Les mollahs n’ont jamais respecté leurs engagements vis-à-vis de la Troïka européenne en 2005, car ils ont brisé les scellés des sites d’enrichissement et n’ont pas respecté douze résolutions de l’AIEA et six du Conseil de sécurité de l’ONU. Par conséquent au nom de la Résistance du peuple iranien, je déclare que :

1-Les mollahs considèrent la bombe atomique comme une garantie de leur survie et un moyen pour dominer la région. La Fatwa de Khamenei sur l’interdiction de l’arme nucléaire par l’islam est une tromperie. Khomeiny avait appris à Khamenei que pour les intérêts du régime « le guide suprême peut annuler les engagements religieux pris devant le peuple».

2-Le projet nucléaire va à l’encontre des intérêts nationaux et le peuple iranien est profondément opposé à ce programme. Contrairement à ce régime, nous voulons un Iran démocratique et non-nucléaire.

3- La bombe atomique, les violations des droits de l’homme, l’exportation de l’intégrisme et du terrorisme sont les quatre piliers de la théocratie en Iran. Le respect des droits de l’homme en Iran et l’éviction des mollahs d’Irak, de Syrie, du Liban, du Yémen et d’Afghanistan sont de vrais critères démontrant que le régime a bien renoncé à la bombe.

Toute autre chose, sous n’importe quel prétexte, est seulement un leurre et revient à accepter la catastrophe des mollahs dotés de la bombe.

4- Prolonger de six ou neuf mois la date butoir pour un régime qui a trompé et dissimulé pendant trente ans, n’est pas une solution. La seule garantie, c’est l’application complète des six résolutions du Conseil de sécurité de l’ONU et l’arrêt complet de l’enrichissement. Il faut aussi contraindre les mollahs à fermer les sites nucléaires et à arrêter les projets d’armes de destruction massive et de missiles.

5- Il faut des inspections inopinées de tous les sites militaires et civils.

6-Le régime doit répondre aux questions sur les dimensions militaires de ses projets atomiques, les experts nucléaires et les réseaux clandestins qui fournissent les équipements de son programme.

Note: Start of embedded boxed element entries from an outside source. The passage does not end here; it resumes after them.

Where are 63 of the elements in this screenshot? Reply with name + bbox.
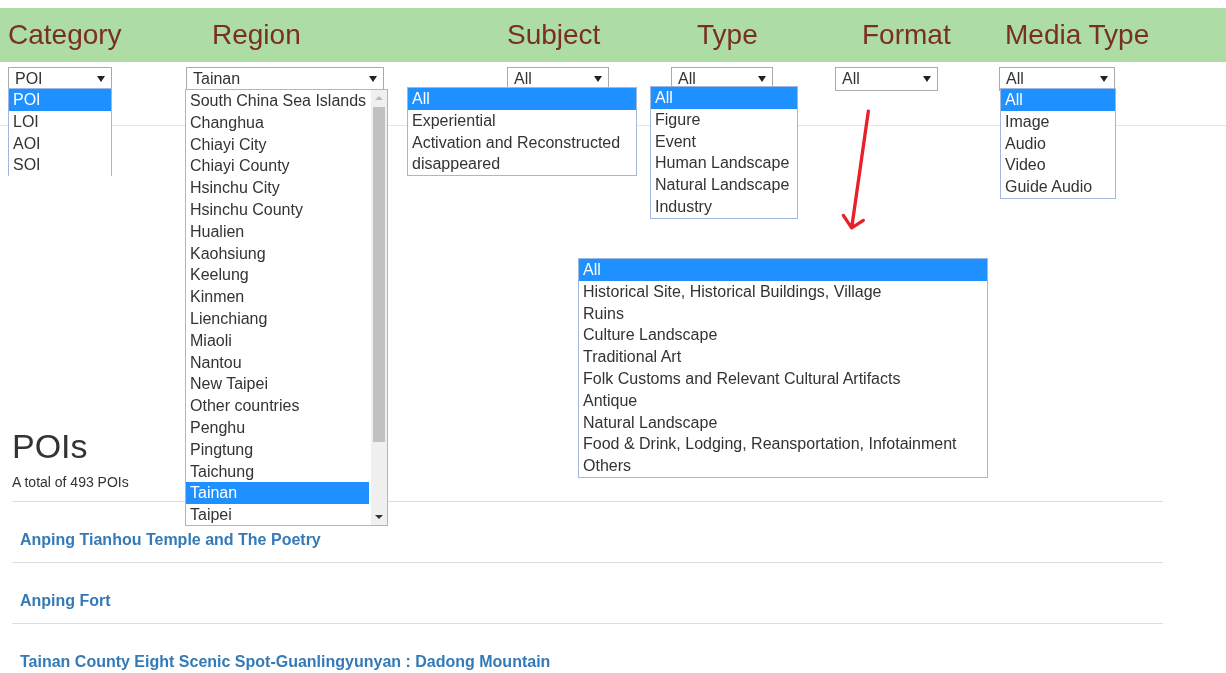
dropdown-option[interactable]: Antique (579, 389, 987, 412)
dropdown-option[interactable]: Nantou (186, 351, 369, 374)
dropdown-option[interactable]: Industry (651, 196, 797, 218)
dropdown-option[interactable]: Video (1001, 154, 1115, 177)
dropdown-option[interactable]: Taipei (186, 504, 369, 525)
dropdown-option[interactable]: Lienchiang (186, 307, 369, 330)
filter-label: Media Type (1004, 18, 1151, 52)
dropdown[interactable]: All (835, 67, 938, 91)
dropdown-option[interactable]: New Taipei (186, 373, 369, 396)
dropdown-option[interactable]: Food & Drink, Lodging, Reansportation, Infotainment (579, 433, 987, 456)
result-link[interactable]: Anping Tianhou Temple and The Poetry (20, 531, 321, 548)
filter-label: Format (861, 18, 952, 52)
dropdown-option[interactable]: Human Landscape (651, 152, 797, 175)
dropdown-option[interactable]: Ruins (579, 302, 987, 325)
dropdown-option[interactable]: SOI (9, 154, 111, 177)
dropdown-option[interactable]: Hualien (186, 220, 369, 243)
scrollbar[interactable] (371, 90, 387, 525)
dropdown-option[interactable]: Image (1001, 110, 1115, 133)
dropdown-option[interactable]: Chiayi County (186, 155, 369, 178)
dropdown-option[interactable]: Others (579, 455, 987, 477)
dropdown-option[interactable]: Natural Landscape (579, 411, 987, 434)
result-count: A total of 493 POIs (12, 473, 129, 492)
dropdown-option[interactable]: Kaohsiung (186, 242, 369, 265)
dropdown-option[interactable]: Chiayi City (186, 133, 369, 156)
dropdown-option[interactable]: Hsinchu City (186, 177, 369, 199)
dropdown-option[interactable]: Other countries (186, 395, 369, 417)
dropdown-option[interactable]: Experiential (408, 109, 636, 132)
dropdown-option[interactable]: Penghu (186, 416, 369, 439)
dropdown-option[interactable]: Hsinchu County (186, 199, 369, 221)
filter-label: Subject (507, 18, 602, 52)
page-heading: POIs (12, 426, 88, 466)
dropdown-option[interactable]: Kinmen (186, 286, 369, 308)
dropdown-option[interactable]: Event (651, 130, 797, 153)
caret-icon (923, 76, 931, 82)
dropdown-option[interactable]: Natural Landscape (651, 174, 797, 196)
dropdown-option[interactable]: Changhua (186, 111, 369, 134)
filter-label: Type (696, 18, 759, 52)
dropdown-option[interactable]: Activation and Reconstructed (408, 131, 636, 154)
dropdown-option[interactable]: Taichung (186, 460, 369, 483)
dropdown-option[interactable]: Keelung (186, 264, 369, 287)
dropdown-option[interactable]: AOI (9, 132, 111, 155)
dropdown-option[interactable]: Audio (1001, 132, 1115, 155)
dropdown-option[interactable]: LOI (9, 110, 111, 133)
dropdown-option[interactable]: Pingtung (186, 438, 369, 461)
dropdown-option[interactable]: disappeared (408, 153, 636, 176)
dropdown-option[interactable]: Traditional Art (579, 346, 987, 368)
dropdown-option[interactable]: South China Sea Islands (186, 90, 369, 112)
caret-icon (97, 76, 105, 82)
result-link[interactable]: Anping Fort (20, 592, 111, 609)
dropdown-option[interactable]: Guide Audio (1001, 176, 1115, 198)
dropdown[interactable]: Tainan (186, 67, 384, 91)
result-link[interactable]: Tainan County Eight Scenic Spot-Guanlingyunyan : Dadong Mountain (20, 653, 551, 670)
dropdown[interactable]: POI (8, 67, 112, 91)
dropdown-option[interactable]: Miaoli (186, 329, 369, 352)
dropdown[interactable]: All (999, 67, 1115, 91)
caret-icon (369, 76, 377, 82)
filter-label: Category (8, 18, 123, 52)
dropdown-option[interactable]: Culture Landscape (579, 324, 987, 347)
dropdown-option[interactable]: Folk Customs and Relevant Cultural Artifacts (579, 368, 987, 390)
caret-icon (1100, 76, 1108, 82)
filter-label: Region (211, 18, 302, 52)
dropdown-option[interactable]: Historical Site, Historical Buildings, Village (579, 280, 987, 303)
dropdown-option[interactable]: Figure (651, 108, 797, 131)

7- L’hypothèse qu’il est possible de rétablir les sanctions contre le régime en cas de violations de ses engagements n’est ni pratique, ni réelle, ni logique. Il ne faut pas lever les sanctions tant que les mollahs n’auront pas définitivement renoncé au nucléaire, car ils voudront dépenser cet argent pour acheter de l’armement, comme des armes sophistiqués à la Russie.

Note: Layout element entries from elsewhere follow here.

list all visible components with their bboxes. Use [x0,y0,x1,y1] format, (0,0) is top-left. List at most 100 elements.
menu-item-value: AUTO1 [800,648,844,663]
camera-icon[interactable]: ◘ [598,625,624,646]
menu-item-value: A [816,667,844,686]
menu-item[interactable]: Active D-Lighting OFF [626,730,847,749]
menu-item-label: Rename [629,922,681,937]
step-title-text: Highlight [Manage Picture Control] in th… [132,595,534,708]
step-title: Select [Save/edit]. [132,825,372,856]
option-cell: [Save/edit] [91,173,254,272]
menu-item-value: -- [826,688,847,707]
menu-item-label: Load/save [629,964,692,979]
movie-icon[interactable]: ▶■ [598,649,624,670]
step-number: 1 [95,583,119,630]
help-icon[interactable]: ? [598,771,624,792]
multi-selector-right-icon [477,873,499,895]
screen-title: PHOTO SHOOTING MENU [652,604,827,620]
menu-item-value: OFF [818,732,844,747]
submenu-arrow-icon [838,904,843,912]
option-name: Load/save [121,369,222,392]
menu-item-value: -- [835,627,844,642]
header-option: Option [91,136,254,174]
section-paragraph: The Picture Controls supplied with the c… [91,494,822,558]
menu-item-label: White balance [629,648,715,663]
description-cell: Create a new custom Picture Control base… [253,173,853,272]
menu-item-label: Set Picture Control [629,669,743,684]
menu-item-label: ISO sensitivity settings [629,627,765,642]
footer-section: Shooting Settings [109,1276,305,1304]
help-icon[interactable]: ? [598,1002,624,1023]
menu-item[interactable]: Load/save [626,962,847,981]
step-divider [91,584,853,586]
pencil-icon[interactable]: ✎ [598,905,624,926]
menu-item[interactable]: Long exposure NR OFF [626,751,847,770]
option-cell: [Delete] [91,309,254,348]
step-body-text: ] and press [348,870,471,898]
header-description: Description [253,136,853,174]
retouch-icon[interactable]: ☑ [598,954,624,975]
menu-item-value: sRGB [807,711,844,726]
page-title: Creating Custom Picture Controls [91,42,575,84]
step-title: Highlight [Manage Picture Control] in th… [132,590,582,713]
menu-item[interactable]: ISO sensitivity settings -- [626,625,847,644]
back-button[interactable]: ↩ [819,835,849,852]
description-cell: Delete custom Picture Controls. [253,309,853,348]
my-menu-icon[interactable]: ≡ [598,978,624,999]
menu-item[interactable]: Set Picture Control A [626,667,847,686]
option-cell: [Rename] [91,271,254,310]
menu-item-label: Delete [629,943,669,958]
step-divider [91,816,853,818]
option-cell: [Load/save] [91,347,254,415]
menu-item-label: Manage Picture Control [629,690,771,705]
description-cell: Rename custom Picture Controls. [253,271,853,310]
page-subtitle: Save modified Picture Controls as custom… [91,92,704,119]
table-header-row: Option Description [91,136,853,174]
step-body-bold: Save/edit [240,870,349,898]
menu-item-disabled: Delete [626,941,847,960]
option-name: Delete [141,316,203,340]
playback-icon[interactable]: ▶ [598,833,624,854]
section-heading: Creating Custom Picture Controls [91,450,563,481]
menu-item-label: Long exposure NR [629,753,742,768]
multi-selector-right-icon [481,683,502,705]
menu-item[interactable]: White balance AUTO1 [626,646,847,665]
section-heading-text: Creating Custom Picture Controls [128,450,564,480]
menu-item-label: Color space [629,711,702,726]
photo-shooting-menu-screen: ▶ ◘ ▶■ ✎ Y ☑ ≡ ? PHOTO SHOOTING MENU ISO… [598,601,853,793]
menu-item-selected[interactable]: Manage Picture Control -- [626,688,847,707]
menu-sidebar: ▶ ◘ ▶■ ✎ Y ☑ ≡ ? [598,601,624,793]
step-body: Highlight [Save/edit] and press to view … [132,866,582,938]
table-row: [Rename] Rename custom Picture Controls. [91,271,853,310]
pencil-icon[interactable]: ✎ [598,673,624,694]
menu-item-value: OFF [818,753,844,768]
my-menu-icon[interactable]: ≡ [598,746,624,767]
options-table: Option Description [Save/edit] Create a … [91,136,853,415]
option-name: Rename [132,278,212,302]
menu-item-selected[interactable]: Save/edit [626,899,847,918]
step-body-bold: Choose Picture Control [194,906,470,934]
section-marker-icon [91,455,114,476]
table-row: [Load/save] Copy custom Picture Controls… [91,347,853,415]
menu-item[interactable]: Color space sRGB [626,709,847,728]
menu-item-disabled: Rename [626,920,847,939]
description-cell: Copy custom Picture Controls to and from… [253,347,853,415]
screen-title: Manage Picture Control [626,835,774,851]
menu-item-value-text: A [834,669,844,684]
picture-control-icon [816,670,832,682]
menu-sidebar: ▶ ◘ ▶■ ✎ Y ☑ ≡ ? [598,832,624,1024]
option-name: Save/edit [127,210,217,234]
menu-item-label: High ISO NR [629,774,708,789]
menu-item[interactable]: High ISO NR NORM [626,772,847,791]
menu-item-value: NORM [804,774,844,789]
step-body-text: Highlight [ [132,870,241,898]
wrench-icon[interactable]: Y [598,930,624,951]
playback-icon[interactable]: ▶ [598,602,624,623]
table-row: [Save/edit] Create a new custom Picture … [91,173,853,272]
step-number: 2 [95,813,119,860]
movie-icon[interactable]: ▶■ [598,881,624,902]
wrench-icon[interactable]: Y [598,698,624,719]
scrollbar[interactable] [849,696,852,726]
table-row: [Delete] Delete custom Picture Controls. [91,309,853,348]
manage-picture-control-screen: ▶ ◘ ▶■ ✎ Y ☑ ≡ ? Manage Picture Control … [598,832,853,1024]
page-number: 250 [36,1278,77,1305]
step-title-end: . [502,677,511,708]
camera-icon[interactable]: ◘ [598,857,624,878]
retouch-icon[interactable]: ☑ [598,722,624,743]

8- Trente-six ans d’expérience en Iran montrent que les mollahs comprennent seulement le langage de la fermeté et de la force.

Le temps est venu pour les grandes puissances d’arrêter la politique de complaisance et de concessions avec ce régime tyrannique qui est le banquier central du terrorisme et le champion du monde des exécutions par tête d’habitant.

Il faut reconnaitre le droit du peuple iranien à la Résistance et à la liberté.

J’espère que la France, qui a joué un rôle dissuasif face à la politique de complaisance pendant les dernières négociations, prendra une initiative pour barrer la route de la bombe atomique aux mollahs.